Orwell analyzed the way people driven by the need for power actually think. This is the most useful insight in his book, delivered by the Grand Inquisitor O’Brien:
“The Party seeks power entirely for it’s own sake. We are not interested in the good of others; we are interested solely in power. Not wealth or luxury, or long life or happiness: only power, pure power … We know that no one ever seizes power with the intention of relinquishing it. Power is not a means it is an end. One does not establish a dictatorship to safeguard a revolution; one makes a revolution to establish the dictatorship. The object of persecution is persecution. The object of torture is torture … How does one man assert his power over another? … By making him suffer. Obedience is not enough. Unless he is suffering how can you be sure he is obeying your will and not his own? Power is in inflicting pain and humiliation. Power is in tearing human minds to pieces and putting them together again in new shapes of your own choosing. If you want a picture of the future, imagine a boot stamping on a human face – forever.”
To this bleak vision the battered and terrified Winston Smith has one reply: “Somehow you will fail. Something will defeat you. Life will defeat you.”
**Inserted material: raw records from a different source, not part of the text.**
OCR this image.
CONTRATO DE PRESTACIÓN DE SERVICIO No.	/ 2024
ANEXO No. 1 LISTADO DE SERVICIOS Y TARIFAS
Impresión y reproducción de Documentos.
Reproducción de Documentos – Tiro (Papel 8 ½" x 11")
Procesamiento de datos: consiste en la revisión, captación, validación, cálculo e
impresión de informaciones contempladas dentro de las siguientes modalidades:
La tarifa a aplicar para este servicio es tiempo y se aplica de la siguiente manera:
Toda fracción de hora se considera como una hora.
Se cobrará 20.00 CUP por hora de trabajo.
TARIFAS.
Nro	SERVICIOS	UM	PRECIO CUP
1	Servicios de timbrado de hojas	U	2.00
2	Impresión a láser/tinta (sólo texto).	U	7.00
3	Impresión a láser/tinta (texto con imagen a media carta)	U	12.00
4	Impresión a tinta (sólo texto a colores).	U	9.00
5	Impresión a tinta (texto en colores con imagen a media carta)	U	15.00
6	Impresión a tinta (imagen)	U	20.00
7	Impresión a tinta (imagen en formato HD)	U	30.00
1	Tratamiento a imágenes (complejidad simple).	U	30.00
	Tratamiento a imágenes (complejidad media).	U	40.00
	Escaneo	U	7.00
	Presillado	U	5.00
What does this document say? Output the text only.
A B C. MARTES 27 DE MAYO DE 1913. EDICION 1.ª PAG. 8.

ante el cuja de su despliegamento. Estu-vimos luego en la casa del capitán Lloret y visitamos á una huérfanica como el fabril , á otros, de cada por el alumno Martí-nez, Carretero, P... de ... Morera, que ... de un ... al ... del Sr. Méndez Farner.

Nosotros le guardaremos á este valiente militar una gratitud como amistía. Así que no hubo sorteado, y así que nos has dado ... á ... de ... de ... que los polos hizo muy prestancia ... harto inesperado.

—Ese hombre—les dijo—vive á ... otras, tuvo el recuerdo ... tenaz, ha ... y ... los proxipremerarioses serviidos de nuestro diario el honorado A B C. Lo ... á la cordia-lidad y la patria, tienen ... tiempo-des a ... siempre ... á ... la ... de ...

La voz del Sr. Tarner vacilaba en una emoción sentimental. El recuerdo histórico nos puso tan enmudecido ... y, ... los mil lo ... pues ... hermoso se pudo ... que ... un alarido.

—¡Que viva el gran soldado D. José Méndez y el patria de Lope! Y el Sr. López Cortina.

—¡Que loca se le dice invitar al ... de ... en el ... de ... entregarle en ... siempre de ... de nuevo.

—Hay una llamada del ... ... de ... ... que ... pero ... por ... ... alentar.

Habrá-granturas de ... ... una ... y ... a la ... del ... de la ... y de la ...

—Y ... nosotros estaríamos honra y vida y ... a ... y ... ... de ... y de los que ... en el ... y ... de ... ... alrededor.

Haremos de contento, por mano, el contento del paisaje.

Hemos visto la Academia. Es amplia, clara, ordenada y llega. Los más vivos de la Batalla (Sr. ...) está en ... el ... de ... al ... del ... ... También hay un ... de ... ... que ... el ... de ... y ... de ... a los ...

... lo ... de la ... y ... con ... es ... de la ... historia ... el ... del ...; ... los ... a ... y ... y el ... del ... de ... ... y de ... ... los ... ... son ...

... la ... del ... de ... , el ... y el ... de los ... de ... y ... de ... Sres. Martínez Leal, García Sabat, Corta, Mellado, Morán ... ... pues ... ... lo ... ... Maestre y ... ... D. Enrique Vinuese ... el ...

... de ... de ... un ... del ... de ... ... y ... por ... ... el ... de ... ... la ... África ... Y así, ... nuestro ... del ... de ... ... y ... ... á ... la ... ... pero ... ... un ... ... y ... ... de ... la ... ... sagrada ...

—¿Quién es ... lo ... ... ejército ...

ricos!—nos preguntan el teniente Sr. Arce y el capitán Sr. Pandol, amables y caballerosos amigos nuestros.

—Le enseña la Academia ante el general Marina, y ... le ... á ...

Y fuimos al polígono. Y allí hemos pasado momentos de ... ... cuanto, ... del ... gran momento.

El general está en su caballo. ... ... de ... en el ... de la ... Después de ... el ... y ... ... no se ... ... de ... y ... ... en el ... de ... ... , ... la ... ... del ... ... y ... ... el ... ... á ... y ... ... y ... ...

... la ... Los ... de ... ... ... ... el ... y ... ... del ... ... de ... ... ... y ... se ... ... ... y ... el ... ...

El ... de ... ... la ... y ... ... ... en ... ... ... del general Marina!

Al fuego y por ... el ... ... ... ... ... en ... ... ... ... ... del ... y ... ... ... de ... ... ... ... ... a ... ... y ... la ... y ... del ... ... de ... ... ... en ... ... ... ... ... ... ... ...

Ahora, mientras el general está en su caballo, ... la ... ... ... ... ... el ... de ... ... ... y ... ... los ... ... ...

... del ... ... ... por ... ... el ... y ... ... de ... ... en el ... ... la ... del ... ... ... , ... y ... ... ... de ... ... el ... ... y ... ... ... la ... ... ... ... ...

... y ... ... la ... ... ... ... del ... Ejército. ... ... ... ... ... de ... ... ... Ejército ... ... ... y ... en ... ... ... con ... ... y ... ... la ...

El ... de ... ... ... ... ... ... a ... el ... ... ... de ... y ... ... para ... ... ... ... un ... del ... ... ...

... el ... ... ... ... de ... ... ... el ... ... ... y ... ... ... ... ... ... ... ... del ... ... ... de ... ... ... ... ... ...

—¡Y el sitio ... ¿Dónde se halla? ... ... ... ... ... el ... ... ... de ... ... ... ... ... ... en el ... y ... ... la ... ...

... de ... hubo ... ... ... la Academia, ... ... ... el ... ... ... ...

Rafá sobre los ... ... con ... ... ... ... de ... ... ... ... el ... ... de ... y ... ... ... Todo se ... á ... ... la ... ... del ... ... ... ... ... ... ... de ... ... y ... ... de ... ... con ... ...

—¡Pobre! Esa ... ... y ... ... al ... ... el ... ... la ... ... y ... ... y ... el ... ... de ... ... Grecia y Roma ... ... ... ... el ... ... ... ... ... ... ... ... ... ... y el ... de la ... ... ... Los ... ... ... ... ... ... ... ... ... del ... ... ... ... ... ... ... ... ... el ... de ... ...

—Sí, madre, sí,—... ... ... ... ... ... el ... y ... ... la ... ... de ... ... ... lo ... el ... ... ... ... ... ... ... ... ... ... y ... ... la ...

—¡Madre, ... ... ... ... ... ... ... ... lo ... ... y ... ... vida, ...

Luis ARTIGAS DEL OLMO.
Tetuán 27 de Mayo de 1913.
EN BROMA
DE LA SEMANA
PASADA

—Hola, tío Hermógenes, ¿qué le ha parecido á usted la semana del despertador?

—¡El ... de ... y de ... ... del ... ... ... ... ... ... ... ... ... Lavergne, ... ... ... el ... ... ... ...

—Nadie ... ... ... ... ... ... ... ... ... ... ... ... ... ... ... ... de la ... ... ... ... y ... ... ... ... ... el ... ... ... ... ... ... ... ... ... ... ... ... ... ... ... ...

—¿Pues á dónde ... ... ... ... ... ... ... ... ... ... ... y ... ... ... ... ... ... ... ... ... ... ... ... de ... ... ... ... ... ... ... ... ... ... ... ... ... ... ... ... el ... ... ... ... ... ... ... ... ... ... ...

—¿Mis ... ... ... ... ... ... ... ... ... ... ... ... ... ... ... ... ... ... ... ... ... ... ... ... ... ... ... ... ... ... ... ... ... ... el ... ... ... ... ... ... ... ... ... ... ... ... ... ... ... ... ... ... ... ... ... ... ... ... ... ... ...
Of course in the novel it is Winston Smith who is defeated and obliterated, after learning to love Big Brother. The story is unrelenting, a harsh tragedy in which the human spirit is crushed, and the future is too horrible to contemplate. The good guys lose. They are forced to betray their deepest beliefs and emotions, gutted of their souls and left to wander the streets like hollow eyed ghosts. Evil wins, over and over again, with a shriek of glee and blare of military music. The book ought to be profoundly depressing
And yet it isn’t. Just the opposite: it’s uplifting, thrilling. It’s a form of meta-text: the fact that you are reading the book at all, the fact that the book was written and published, confounds the darkness of its message. Winston Smith knows no one will ever read his journal … but people will be reading the novel that contains it for as long as books exist. The authors of the Newspeak dictionary exult in the destruction of language; the mandarins of the inner Party continuously dismantle all passion and morality and truth. But the novel itself, with its vivid prose and ferocious probity creates an exhilaration, a giddy hope in the reader that its characters can never share. A masterpiece. Read it. If you've already read it, read it again.